Tired, yet, of liberal legalism?   The last time in history the law was held in such superstitious reverence, the Pharisees were the party of enlightened opinion in ancient Israel.

At a recent dinner party, when I questioned the new progressive sacrament of same-sex “marriage”, a fellow guest replied, with admirable succinctness, “It’s the law; it’s in the Charter”; which meant, apparently, that the issue was now finally (and correctly) decided, and any criticism of that decision was beyond the pale.  What has come of the liberal injunction to “question authority”?

Lex loquitur; lux caliginem vicit:  Once the law has spoken, the truth has conquered the darkness.  Such an idolatrous attitude ought to strike even liberals as odd, in that they have always regarded the law as a capricious, changeable, and self-serving construct of the “power structure”.  (The Ten Commandments were once The Law, but no courtroom is currently permitted to display them because they evoke a “bigoted” past that liberalism has superseded; besides, nothing is more risible to post-modernists than the claim of revelation to embody the final truth.)  Yet today, when the law suddenly inverts an ancient and perennial moral norm, progressives invest its latest decrees with papal infallibility.

As I pointed out to my interlocutor, the law that currently recognizes same-sex “marriage” denied it but a few short years ago.  The same law that was wrong yesterday can hardly be credited with apodictic rectitude when it changes its mind today.  Mutability and self-contradiction are scarcely indices of infallibility, let alone a servile obedience to the faddish enthusiasms that serially take possession of the group-mind.

Don’t liberals know that the distinction between positive law—understood as the changeable instrument of temporal power—and the unchanging ideal of Justice is one of the longest running topoi in human intellectual history?  In his De legibus, Cicero argues that “the science of law is [not] to be derived from the praetor’s edict, as the majority [now] thinks…but from the deepest mysteries of philosophy”.  In popular usage, men

give the name of law to that which in written form decrees whatever it wishes, either by command or prohibition.  For such is the crowd’s definition of law.  But in determining what Justice is, let us begin with that supreme Law which had its origin ages before any written law existed or any State had been established.

For Cicero, the Law that antecedes (and thereby relativizes) the mutable legal codes of historical States is the eternal and unchanging Law of Nature, which is “implanted universally in the human reason”.

 

Some version of Cicero’s doctrine of an innate and universal “natural law” has been regnant in the West (amongst Platonists, Aristotelians, Stoics, Skeptics, and Christians alike) for nearly two and a half millennia.  Predictably, natural law doctrine is in bad odour amongst post-modernists (in part because it has been embraced by the Church); but it plausibly explains what remains an indubitable empirical fact:  that all men, regardless of nation, culture, religion, or historical epoch, have found certain human activities instinctively repellent.

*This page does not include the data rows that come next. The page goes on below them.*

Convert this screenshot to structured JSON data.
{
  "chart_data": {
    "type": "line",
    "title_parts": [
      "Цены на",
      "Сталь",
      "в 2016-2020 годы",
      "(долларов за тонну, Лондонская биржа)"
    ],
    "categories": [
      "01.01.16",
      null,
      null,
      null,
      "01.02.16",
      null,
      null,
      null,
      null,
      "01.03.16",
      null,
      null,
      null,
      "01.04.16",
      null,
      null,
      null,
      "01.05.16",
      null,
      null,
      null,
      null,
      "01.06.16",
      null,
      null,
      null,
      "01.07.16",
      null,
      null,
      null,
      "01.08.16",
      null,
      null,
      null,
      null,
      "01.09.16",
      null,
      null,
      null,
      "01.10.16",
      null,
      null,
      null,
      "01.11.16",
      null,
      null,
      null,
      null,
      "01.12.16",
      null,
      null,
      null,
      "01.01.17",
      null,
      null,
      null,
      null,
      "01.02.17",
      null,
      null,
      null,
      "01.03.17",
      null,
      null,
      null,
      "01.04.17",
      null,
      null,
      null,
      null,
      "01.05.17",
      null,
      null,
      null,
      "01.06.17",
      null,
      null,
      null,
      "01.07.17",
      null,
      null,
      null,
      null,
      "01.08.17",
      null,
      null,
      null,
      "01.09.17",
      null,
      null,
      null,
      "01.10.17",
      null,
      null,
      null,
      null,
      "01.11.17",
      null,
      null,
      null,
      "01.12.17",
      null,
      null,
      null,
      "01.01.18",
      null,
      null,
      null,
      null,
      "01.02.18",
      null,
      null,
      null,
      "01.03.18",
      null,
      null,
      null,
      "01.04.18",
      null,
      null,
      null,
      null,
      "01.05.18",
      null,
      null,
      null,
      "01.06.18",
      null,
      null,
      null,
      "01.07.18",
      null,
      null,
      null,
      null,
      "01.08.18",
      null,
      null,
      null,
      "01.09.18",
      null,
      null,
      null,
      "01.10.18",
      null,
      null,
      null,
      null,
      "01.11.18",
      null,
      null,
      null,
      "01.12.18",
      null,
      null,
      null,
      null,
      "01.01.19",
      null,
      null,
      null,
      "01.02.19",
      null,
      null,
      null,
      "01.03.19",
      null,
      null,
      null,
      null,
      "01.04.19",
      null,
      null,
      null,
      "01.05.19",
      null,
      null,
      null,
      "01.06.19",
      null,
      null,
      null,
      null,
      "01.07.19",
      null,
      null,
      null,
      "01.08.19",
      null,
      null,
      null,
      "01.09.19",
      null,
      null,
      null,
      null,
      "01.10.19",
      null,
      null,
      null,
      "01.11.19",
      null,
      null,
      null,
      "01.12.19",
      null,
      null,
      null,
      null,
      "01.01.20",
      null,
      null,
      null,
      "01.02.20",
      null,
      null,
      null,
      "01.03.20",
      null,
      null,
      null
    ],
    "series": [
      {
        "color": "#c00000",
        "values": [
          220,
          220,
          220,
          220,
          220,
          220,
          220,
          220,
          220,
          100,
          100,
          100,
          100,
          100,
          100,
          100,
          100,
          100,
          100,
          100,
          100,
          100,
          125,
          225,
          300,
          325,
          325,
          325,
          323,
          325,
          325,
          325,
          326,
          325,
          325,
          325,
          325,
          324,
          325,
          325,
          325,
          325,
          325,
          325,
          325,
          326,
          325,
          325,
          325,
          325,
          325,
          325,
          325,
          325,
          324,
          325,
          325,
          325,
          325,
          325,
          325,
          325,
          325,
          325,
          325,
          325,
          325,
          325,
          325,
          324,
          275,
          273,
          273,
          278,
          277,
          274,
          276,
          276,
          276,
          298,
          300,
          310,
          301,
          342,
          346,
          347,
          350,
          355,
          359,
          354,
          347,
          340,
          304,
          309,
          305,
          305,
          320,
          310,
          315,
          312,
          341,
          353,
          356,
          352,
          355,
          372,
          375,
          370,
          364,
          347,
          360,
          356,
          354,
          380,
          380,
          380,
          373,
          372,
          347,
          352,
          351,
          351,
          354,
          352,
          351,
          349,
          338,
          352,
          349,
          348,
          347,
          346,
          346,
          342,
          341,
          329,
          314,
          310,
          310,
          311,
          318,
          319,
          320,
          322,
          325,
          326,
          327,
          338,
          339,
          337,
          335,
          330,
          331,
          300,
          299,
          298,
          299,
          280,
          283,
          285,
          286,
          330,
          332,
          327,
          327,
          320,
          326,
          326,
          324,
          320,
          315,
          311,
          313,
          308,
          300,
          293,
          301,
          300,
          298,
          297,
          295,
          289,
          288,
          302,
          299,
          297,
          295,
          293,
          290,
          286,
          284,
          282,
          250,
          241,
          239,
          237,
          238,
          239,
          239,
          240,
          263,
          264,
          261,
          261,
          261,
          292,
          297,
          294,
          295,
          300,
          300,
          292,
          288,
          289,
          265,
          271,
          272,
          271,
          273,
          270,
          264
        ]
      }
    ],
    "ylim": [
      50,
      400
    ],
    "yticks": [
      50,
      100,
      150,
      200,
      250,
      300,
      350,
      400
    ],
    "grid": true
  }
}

For at least two millennia, and until remarkably recently, mankind has felt an innate and universal revulsion at such self-evidently contra-natural practices as have recently been made “legal”.  (Grounded in “natural law”, “conscience”, “psychic instinct”, or whatever one chooses to call it, opposition to abortion, homosexuality, and gender re-assignment has had nothing to do with divine revelation or Christian dogma, whatever progressives prefer to think.)   Even militant feminists often find themselves ambushed by remorse after an abortion, nor are they ostentatiously proud of having had one, in the way in which they publicly exult in the other dubious blessings bestowed upon them by their sexual liberation.  And as Joe Sobran has observed, parents may wish for boys or girls, but no expectant couple has ever been heard to say, “I hope the baby turns out to be gay”.

But these are individual judgments, reflective of a stubborn moral autonomy that cannot be allowed to prevail by the State archons of progressive ideology, and are hardly likely to prevail against an ideology that so shamelessly exploits the well-known infirmities of the mass mind:  the psychological need to regard oneself as one of the morally enlightened, to have one’s opinions confirmed by the group, to be in the majority and on the winning side; conversely, the fear of being labeled “old-fashioned”, “misogynist”, “homophobic”, or worse, by the virtuous mob.

Thus it is that on the subjects of abortion and homosexuality we have moved from two millennia of universal opprobrium, to societal approbation and promotion, in the twinkling of an eye.   The oracles of Enlightened Opinion have spoken, and the herd of independent minds, amongst the media, the academy, and Hollywood’s deep thinkers, has lowed its assent and fallen into line.  As Tolstoy has observed, modern man changes his views in the way he changes his clothes:  according to fashion.  And there is nothing more embarrassingly unfashionable than being out of step with the Spirit of the Times.